— Вернулся Христос на небо, выпросил у Фомы целковый и бросил его Ваське. Запил Василий, загулял, конечно, как же иначе-то?
Пьет да ест Васяга, девок портит,
Молодым парням — гармоньи дарит,
Стариков — за бороды таскает,
Сам орет на всю калуцку землю:
— Мне — плевать на вас, земные люди.
Я хочу — грешу, хочу — спасаюсь!
Все равно: мне двери в рай открыты,
Мне Христос приятель закадышный!
— А ужасный разбойник поволжский, Никита, узнав, откуда у Васьки неразменный рубль, выкрал монету, влез воровским манером на небо и говорит Христу: «Ты, Христос, неправильно сделал, я за рубль на великие грехи каждую неделю хожу, а ты его лентяю подарил, гуляке, — нехорошо это!»

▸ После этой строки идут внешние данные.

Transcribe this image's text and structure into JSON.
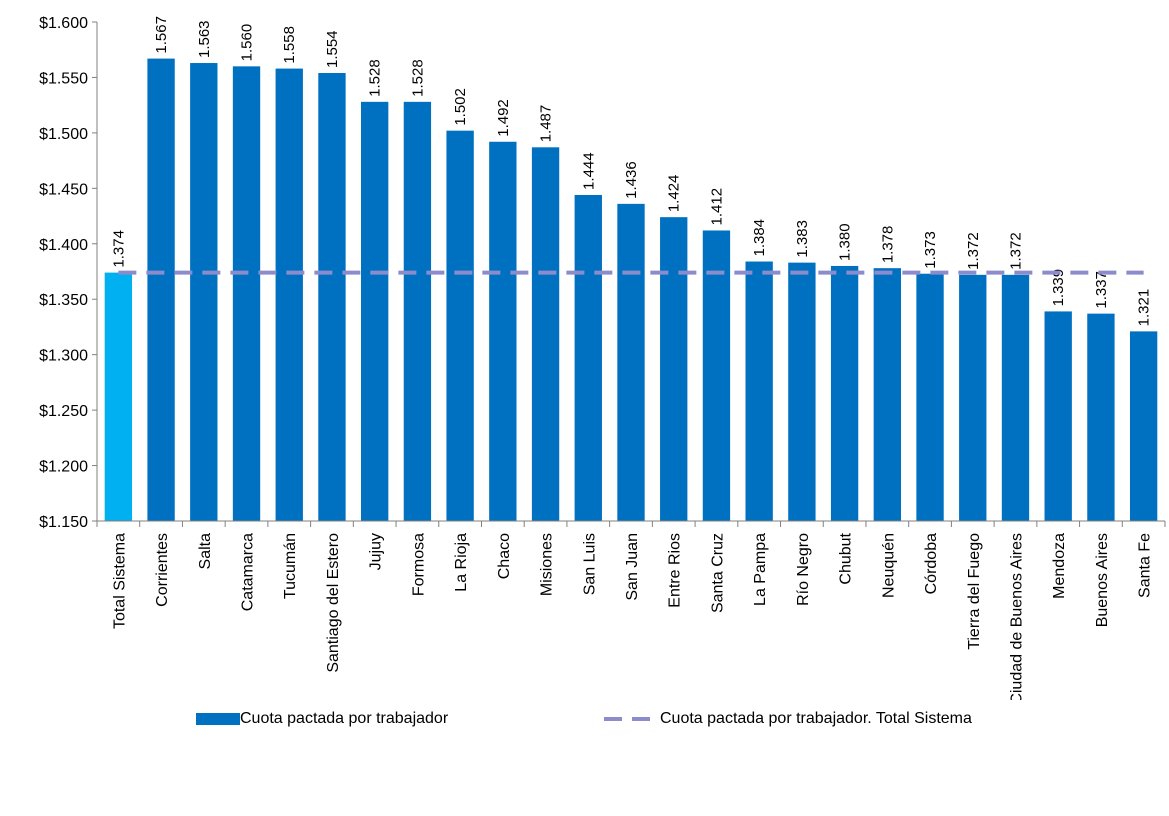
{
  "chart_data": {
    "type": "bar",
    "categories": [
      "Total Sistema",
      "Corrientes",
      "Salta",
      "Catamarca",
      "Tucumán",
      "Santiago del Estero",
      "Jujuy",
      "Formosa",
      "La Rioja",
      "Chaco",
      "Misiones",
      "San Luis",
      "San Juan",
      "Entre Rios",
      "Santa Cruz",
      "La Pampa",
      "Río Negro",
      "Chubut",
      "Neuquén",
      "Córdoba",
      "Tierra del Fuego",
      "Ciudad de Buenos Aires",
      "Mendoza",
      "Buenos Aires",
      "Santa Fe"
    ],
    "series": [
      {
        "name": "Cuota pactada por trabajador",
        "values": [
          1374,
          1567,
          1563,
          1560,
          1558,
          1554,
          1528,
          1528,
          1502,
          1492,
          1487,
          1444,
          1436,
          1424,
          1412,
          1384,
          1383,
          1380,
          1378,
          1373,
          1372,
          1372,
          1339,
          1337,
          1321
        ],
        "labels": [
          "1.374",
          "1.567",
          "1.563",
          "1.560",
          "1.558",
          "1.554",
          "1.528",
          "1.528",
          "1.502",
          "1.492",
          "1.487",
          "1.444",
          "1.436",
          "1.424",
          "1.412",
          "1.384",
          "1.383",
          "1.380",
          "1.378",
          "1.373",
          "1.372",
          "1.372",
          "1.339",
          "1.337",
          "1.321"
        ]
      },
      {
        "name": "Cuota pactada por trabajador. Total Sistema",
        "type": "line",
        "style": "dashed",
        "value": 1374
      }
    ],
    "ylim": [
      1150,
      1600
    ],
    "yticks": [
      1150,
      1200,
      1250,
      1300,
      1350,
      1400,
      1450,
      1500,
      1550,
      1600
    ],
    "ytick_labels": [
      "$1.150",
      "$1.200",
      "$1.250",
      "$1.300",
      "$1.350",
      "$1.400",
      "$1.450",
      "$1.500",
      "$1.550",
      "$1.600"
    ],
    "highlight_index": 0,
    "grid": false,
    "legend_position": "bottom",
    "colors": {
      "bar": "#0070c0",
      "highlight": "#00b0f0",
      "line": "#8c8ccc",
      "axis": "#808080"
    }
  }
}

Вошел Лютов с мокрой, гладко причесанной головой, в брюках и рубахе-косоворотке.
— Конец, конец скажи! — закричал он. Дьякон усмехнулся:
— Да ведь я говорю! Согласился Христос с Никитой: верно, говорит, ошибся я по простоте моей. Спасибо, что ты поправил дело, хоть и разбойник. У вас, говорит, на земле все так запуталось, что разобрать ничего невозможно, и, пожалуй, верно вы говорите. Сатане в руку, что доброта да простота хуже воровства. Ну, все-таки пожаловался, когда прощались с Никитой: плохо, говорит, живете, совсем забыли меня. А Никита и сказал:
— Ты, Христос, на нас не обижайся,
Мы тебя, Исус, не забываем,
Мы тебя и ненавидя — любим,
Мы тебе и ненавистью служим.
Глубоко, шумно вздохнув, дьякон сказал:
— Вот и конец.
— Никто не может понять этого! — закричал Лютов. — Никто! Вся эта европейская мордва никогда не поймет русского дьякона Егора Ипатьевского, который отдан под суд за кощунство и богохульство из любви h богу! Не может!

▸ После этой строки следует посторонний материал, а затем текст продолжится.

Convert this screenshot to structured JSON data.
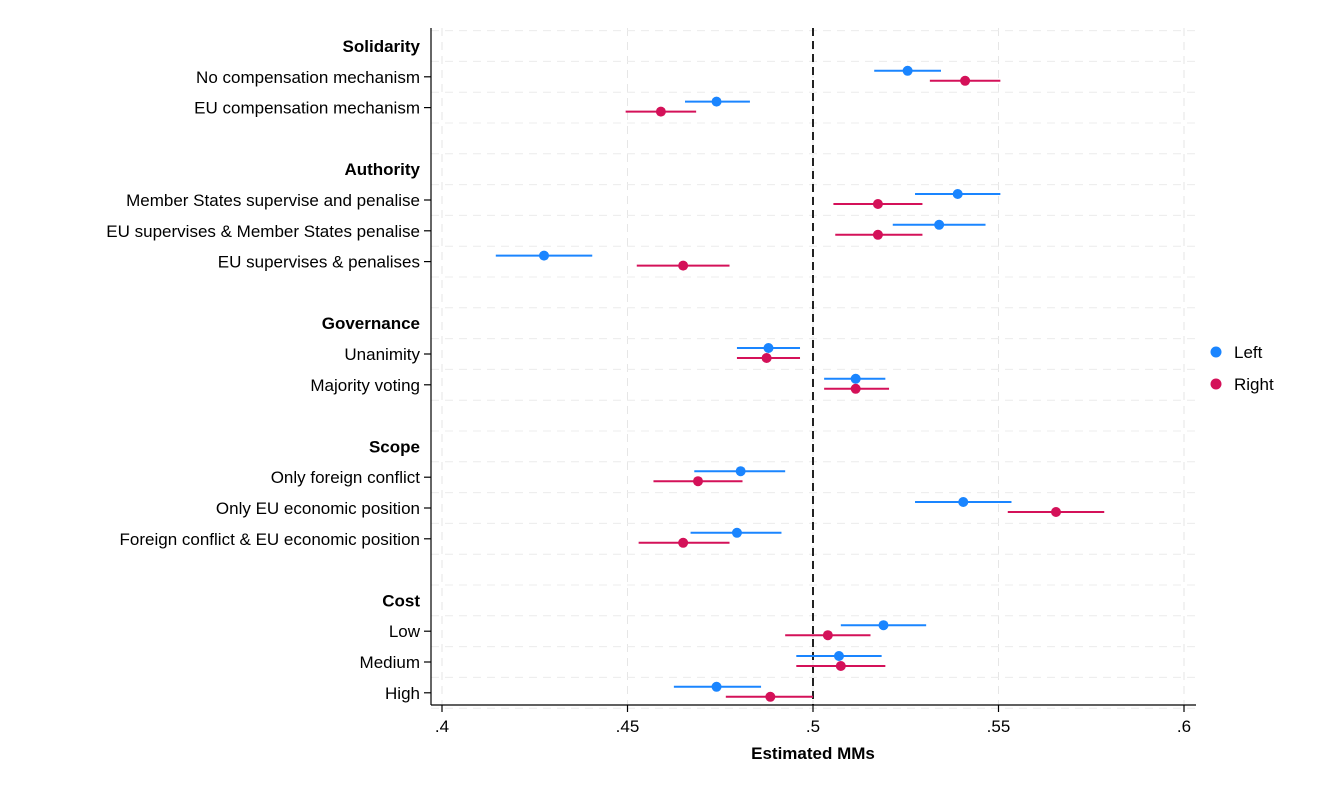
{
  "chart_data": {
    "type": "scatter",
    "subtype": "dot-and-whisker",
    "xlabel": "Estimated MMs",
    "xlim": [
      0.4,
      0.6
    ],
    "xticks": [
      0.4,
      0.45,
      0.5,
      0.55,
      0.6
    ],
    "xtick_labels": [
      ".4",
      ".45",
      ".5",
      ".55",
      ".6"
    ],
    "reference_line": 0.5,
    "grid": true,
    "legend_position": "right",
    "series": [
      {
        "name": "Left",
        "color": "#1a85ff"
      },
      {
        "name": "Right",
        "color": "#d41159"
      }
    ],
    "groups": [
      {
        "name": "Solidarity",
        "levels": [
          {
            "label": "No compensation mechanism",
            "left": {
              "est": 0.5255,
              "lo": 0.5165,
              "hi": 0.5345
            },
            "right": {
              "est": 0.541,
              "lo": 0.5315,
              "hi": 0.5505
            }
          },
          {
            "label": "EU compensation mechanism",
            "left": {
              "est": 0.474,
              "lo": 0.4655,
              "hi": 0.483
            },
            "right": {
              "est": 0.459,
              "lo": 0.4495,
              "hi": 0.4685
            }
          }
        ]
      },
      {
        "name": "Authority",
        "levels": [
          {
            "label": "Member States supervise and penalise",
            "left": {
              "est": 0.539,
              "lo": 0.5275,
              "hi": 0.5505
            },
            "right": {
              "est": 0.5175,
              "lo": 0.5055,
              "hi": 0.5295
            }
          },
          {
            "label": "EU supervises & Member States penalise",
            "left": {
              "est": 0.534,
              "lo": 0.5215,
              "hi": 0.5465
            },
            "right": {
              "est": 0.5175,
              "lo": 0.506,
              "hi": 0.5295
            }
          },
          {
            "label": "EU supervises & penalises",
            "left": {
              "est": 0.4275,
              "lo": 0.4145,
              "hi": 0.4405
            },
            "right": {
              "est": 0.465,
              "lo": 0.4525,
              "hi": 0.4775
            }
          }
        ]
      },
      {
        "name": "Governance",
        "levels": [
          {
            "label": "Unanimity",
            "left": {
              "est": 0.488,
              "lo": 0.4795,
              "hi": 0.4965
            },
            "right": {
              "est": 0.4875,
              "lo": 0.4795,
              "hi": 0.4965
            }
          },
          {
            "label": "Majority voting",
            "left": {
              "est": 0.5115,
              "lo": 0.503,
              "hi": 0.5195
            },
            "right": {
              "est": 0.5115,
              "lo": 0.503,
              "hi": 0.5205
            }
          }
        ]
      },
      {
        "name": "Scope",
        "levels": [
          {
            "label": "Only foreign conflict",
            "left": {
              "est": 0.4805,
              "lo": 0.468,
              "hi": 0.4925
            },
            "right": {
              "est": 0.469,
              "lo": 0.457,
              "hi": 0.481
            }
          },
          {
            "label": "Only EU economic position",
            "left": {
              "est": 0.5405,
              "lo": 0.5275,
              "hi": 0.5535
            },
            "right": {
              "est": 0.5655,
              "lo": 0.5525,
              "hi": 0.5785
            }
          },
          {
            "label": "Foreign conflict & EU economic position",
            "left": {
              "est": 0.4795,
              "lo": 0.467,
              "hi": 0.4915
            },
            "right": {
              "est": 0.465,
              "lo": 0.453,
              "hi": 0.4775
            }
          }
        ]
      },
      {
        "name": "Cost",
        "levels": [
          {
            "label": "Low",
            "left": {
              "est": 0.519,
              "lo": 0.5075,
              "hi": 0.5305
            },
            "right": {
              "est": 0.504,
              "lo": 0.4925,
              "hi": 0.5155
            }
          },
          {
            "label": "Medium",
            "left": {
              "est": 0.507,
              "lo": 0.4955,
              "hi": 0.5185
            },
            "right": {
              "est": 0.5075,
              "lo": 0.4955,
              "hi": 0.5195
            }
          },
          {
            "label": "High",
            "left": {
              "est": 0.474,
              "lo": 0.4625,
              "hi": 0.486
            },
            "right": {
              "est": 0.4885,
              "lo": 0.4765,
              "hi": 0.5
            }
          }
        ]
      }
    ]
  }
}
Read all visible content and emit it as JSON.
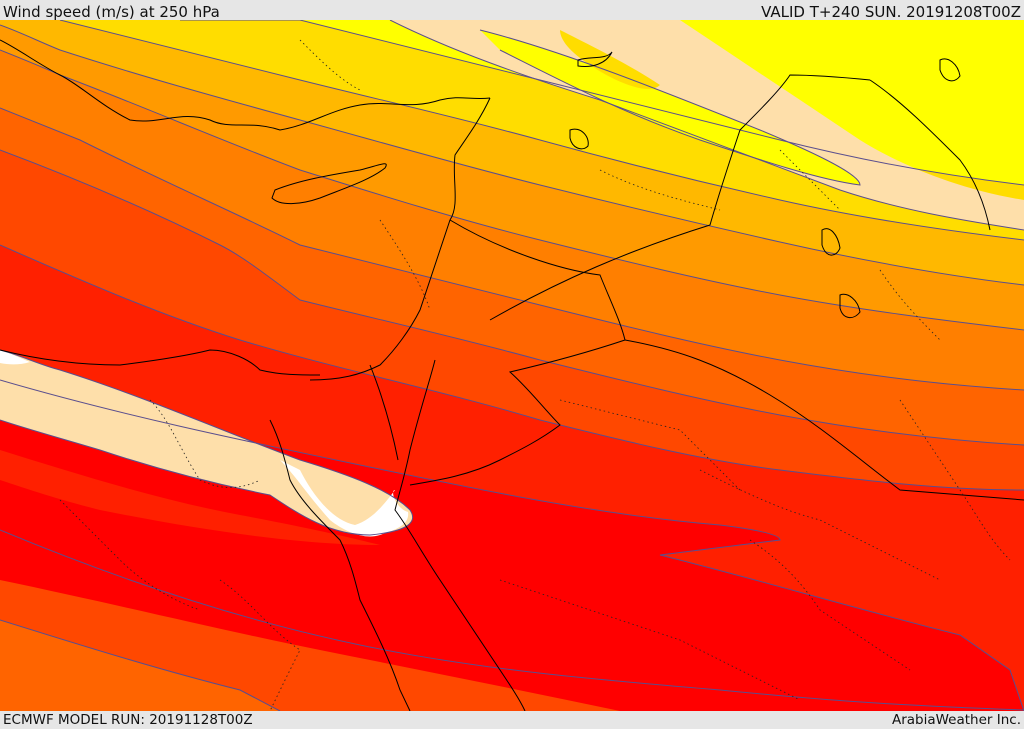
{
  "header": {
    "title": "Wind speed (m/s) at 250 hPa",
    "valid": "VALID T+240 SUN. 20191208T00Z"
  },
  "footer": {
    "model_run": "ECMWF MODEL RUN: 20191128T00Z",
    "credit": "ArabiaWeather Inc."
  },
  "map": {
    "region": "Eastern Mediterranean, Egypt, Levant, Arabian Peninsula",
    "variable": "wind speed",
    "level": "250 hPa",
    "palette": {
      "band_white": "#ffffff",
      "band_cream": "#fedfaa",
      "band_yellow": "#ffff00",
      "band_lightgold": "#ffee00",
      "band_gold": "#ffdd00",
      "band_lightorange": "#ffb800",
      "band_orange": "#ff9a00",
      "band_darkorange": "#ff7f00",
      "band_redorange": "#ff6400",
      "band_orangered": "#ff4800",
      "band_red": "#ff2000",
      "band_pure_red": "#ff0000"
    },
    "contour_color": "#5a4e8e",
    "coast_color": "#000000"
  }
}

— Это — правда, бога я очень люблю, — сказал дьякон просто и уверенно. — Только у меня требования к нему строгие: не человек, жалеть его не за что.
— Стой! А если его — нет?
— Утверждающие сие — ошибаются. Вмешался Макаров.
— Бога — нет, отец дьякон, — сказал он тоже очень уверенно. — Нет, потому что — глупо все!
Лютов взвизгивал, стравливая спорщиков, и говорил Самгину:
— Знаете, за что он под суд попал? У него, в стихах, богоматерь, беседуя с дьяволом, упрекает его: «Зачем ты предал меня слабому Адаму, когда я была Евой, — зачем? Ведь, с тобой живя, я бы немало ангелами заселила!» Каково?
Клим слушал и его возбужденный, сверлящий голос и глуховатый бас дьякона;
— Конечно, это громогласной медью трубит, когда маленький человечек Вселенную именует глупостью, ну, а все-таки это смешно.
— Женщина создана глупо…
— На этом я — согласен с вами. Вообще — плоть будто бы на противоречиях зиждется, но, может быть, это потому, что пути слияния ее с духом еще неведомы нам…
— Вы, церковники, издеваетесь над женщиной… Лютов толкал Клима, покрикивая с восторгом:
— Кто посмеет говорить о боге так, как мы? Клим Самгин никогда не думал серьезно о бытии бога, у него не было этой потребности. А сейчас он чувствовал себя приятно охмелевшим, хотел музыки, пляски, веселья.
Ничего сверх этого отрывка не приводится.